Technical information
- Facility ID: 74201
- Class: B
- ERP: 52,000 watts
- HAAT: 101 meters (331 ft)
- Transmitter coordinates: 40°47′31″N 81°54′18″W﻿ / ﻿40.792°N 81.905°W

Links
- Webcast: Listen live
- Website: wqkt.com

= WQKT =

Radio station in Wooster, Ohio

WQKT (104.5 FM) is a commercial radio station licensed to Wooster, Ohio, United States, serving Canton and Akron, with a Christian adult contemporary format. The station carries football and basketball games of The College of Wooster, along with local high school sports broadcasts. WQKT is co-owned with WKVX 960 AM, which airs a southern gospel format.

WQKT's transmitter and studios are sited on South Hillcrest Drive at Lincoln Way East in Wooster.

==History==

logo as a country station

The station signed on the air in 1947. Its original call sign was WWST-FM. For its first several decades, it simulcast its AM sister station WWST (now WKVX 960 AM). WWST-FM was powered at 5,000 watts, a fraction of its current output. The two stations had a full service format of middle of the road music (MOR), news and sports. In 1962, as Top 40 stations became popular, WWST-AM-FM followed suit.

In the 1980s, WWST-FM flipped to country music, which it continued to air for four decades. The call letters changed to WQKT on October 10, 1983. The station used the syndicated Westwood One "Mainstream Country" music service.
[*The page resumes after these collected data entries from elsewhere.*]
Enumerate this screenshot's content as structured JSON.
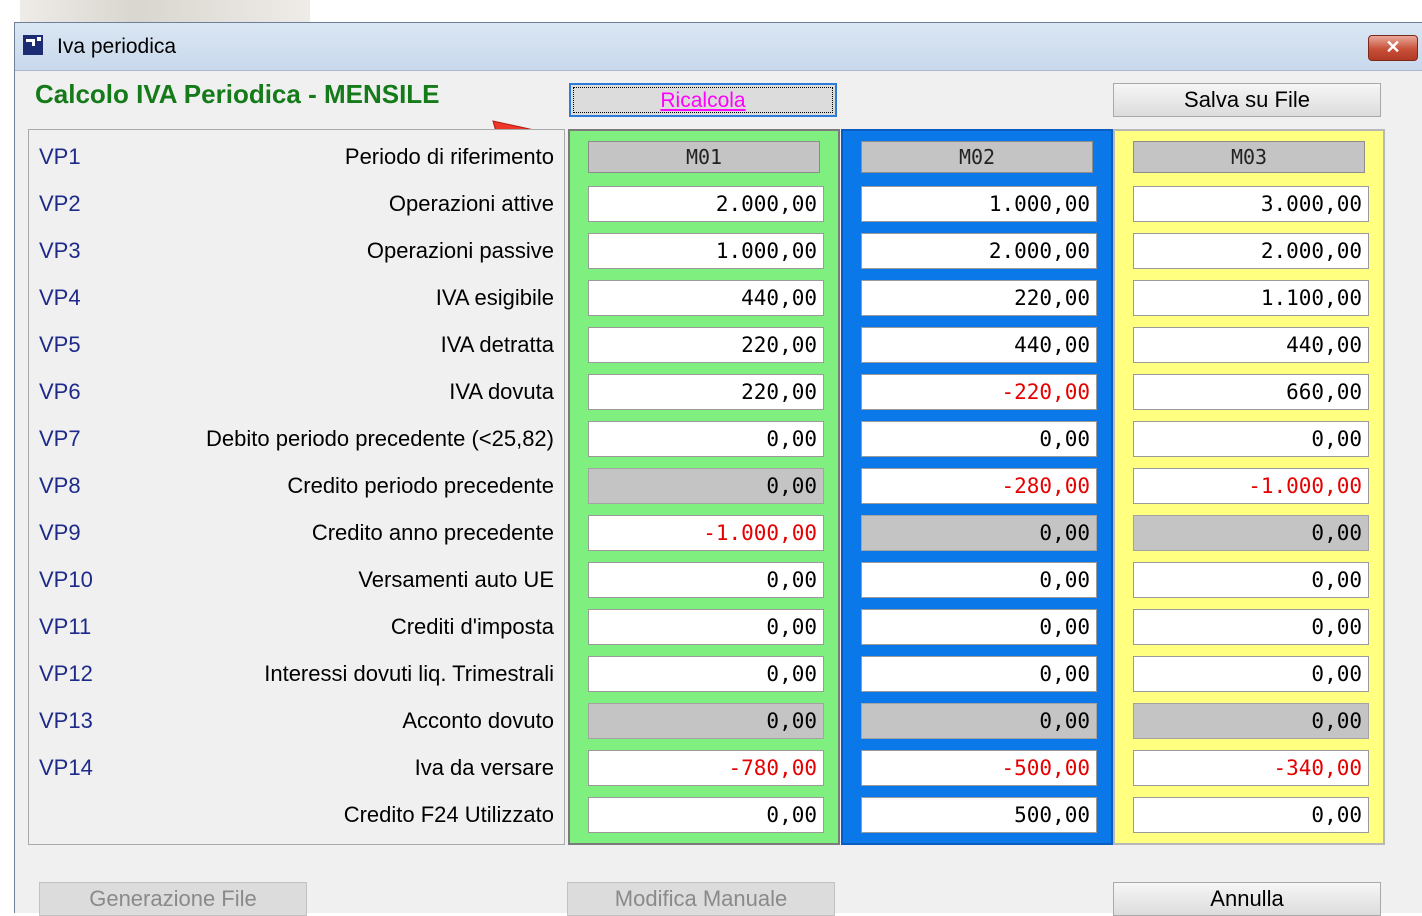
{
  "window": {
    "title": "Iva periodica",
    "close_label": "✕",
    "close_icon": "close-icon"
  },
  "heading": "Calcolo IVA Periodica - MENSILE",
  "buttons": {
    "recalc": "Ricalcola",
    "save": "Salva su  File",
    "generate": "Generazione File",
    "manual": "Modifica Manuale",
    "cancel": "Annulla"
  },
  "colors": {
    "heading": "#157a1a",
    "recalc_text": "#ff00ff",
    "m01_bg": "#7ff07f",
    "m02_bg": "#0a78e8",
    "m03_bg": "#ffff80",
    "negative": "#e60000",
    "code": "#1e2a8a"
  },
  "columns": [
    "M01",
    "M02",
    "M03"
  ],
  "rows": [
    {
      "code": "VP1",
      "label": "Periodo di riferimento",
      "header": true
    },
    {
      "code": "VP2",
      "label": "Operazioni attive",
      "values": [
        {
          "v": "2.000,00"
        },
        {
          "v": "1.000,00"
        },
        {
          "v": "3.000,00"
        }
      ]
    },
    {
      "code": "VP3",
      "label": "Operazioni passive",
      "values": [
        {
          "v": "1.000,00"
        },
        {
          "v": "2.000,00"
        },
        {
          "v": "2.000,00"
        }
      ]
    },
    {
      "code": "VP4",
      "label": "IVA esigibile",
      "values": [
        {
          "v": "440,00"
        },
        {
          "v": "220,00"
        },
        {
          "v": "1.100,00"
        }
      ]
    },
    {
      "code": "VP5",
      "label": "IVA detratta",
      "values": [
        {
          "v": "220,00"
        },
        {
          "v": "440,00"
        },
        {
          "v": "440,00"
        }
      ]
    },
    {
      "code": "VP6",
      "label": "IVA dovuta",
      "values": [
        {
          "v": "220,00"
        },
        {
          "v": "-220,00",
          "neg": true
        },
        {
          "v": "660,00"
        }
      ]
    },
    {
      "code": "VP7",
      "label": "Debito periodo precedente (<25,82)",
      "values": [
        {
          "v": "0,00"
        },
        {
          "v": "0,00"
        },
        {
          "v": "0,00"
        }
      ]
    },
    {
      "code": "VP8",
      "label": "Credito periodo precedente",
      "values": [
        {
          "v": "0,00",
          "ro": true
        },
        {
          "v": "-280,00",
          "neg": true
        },
        {
          "v": "-1.000,00",
          "neg": true
        }
      ]
    },
    {
      "code": "VP9",
      "label": "Credito anno precedente",
      "values": [
        {
          "v": "-1.000,00",
          "neg": true
        },
        {
          "v": "0,00",
          "ro": true
        },
        {
          "v": "0,00",
          "ro": true
        }
      ]
    },
    {
      "code": "VP10",
      "label": "Versamenti auto UE",
      "values": [
        {
          "v": "0,00"
        },
        {
          "v": "0,00"
        },
        {
          "v": "0,00"
        }
      ]
    },
    {
      "code": "VP11",
      "label": "Crediti d'imposta",
      "values": [
        {
          "v": "0,00"
        },
        {
          "v": "0,00"
        },
        {
          "v": "0,00"
        }
      ]
    },
    {
      "code": "VP12",
      "label": "Interessi dovuti  liq. Trimestrali",
      "values": [
        {
          "v": "0,00"
        },
        {
          "v": "0,00"
        },
        {
          "v": "0,00"
        }
      ]
    },
    {
      "code": "VP13",
      "label": "Acconto dovuto",
      "values": [
        {
          "v": "0,00",
          "ro": true
        },
        {
          "v": "0,00",
          "ro": true
        },
        {
          "v": "0,00",
          "ro": true
        }
      ]
    },
    {
      "code": "VP14",
      "label": "Iva da versare",
      "values": [
        {
          "v": "-780,00",
          "neg": true
        },
        {
          "v": "-500,00",
          "neg": true
        },
        {
          "v": "-340,00",
          "neg": true
        }
      ]
    },
    {
      "code": "",
      "label": "Credito F24 Utilizzato",
      "values": [
        {
          "v": "0,00"
        },
        {
          "v": "500,00"
        },
        {
          "v": "0,00"
        }
      ]
    }
  ]
}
On November 13, 2023, Dix Broadcasting announced it would sell WQKT and WKVX to River Radio Ministries. The price tag was $3,050,000. River Radio took over operations on May 1, 2024.

Under River Radio Ministries, the station flipped to Christian adult contemporary music. It uses "The River" network from River Radio, primarily simulcasting 104.9 WCVO in Columbus. The station's local morning show, "Morning Edition" moves to WKVX 960. The station continues to air a farming news program, "The Farm Hour with Ron Hamilton." Also continuing are broadcasts of local high school and College of Wooster athletics. All professional sports play-by-play broadcasts were dropped with the sale, except for a few weeks of the Cleveland Cavaliers, whose season ended soon after.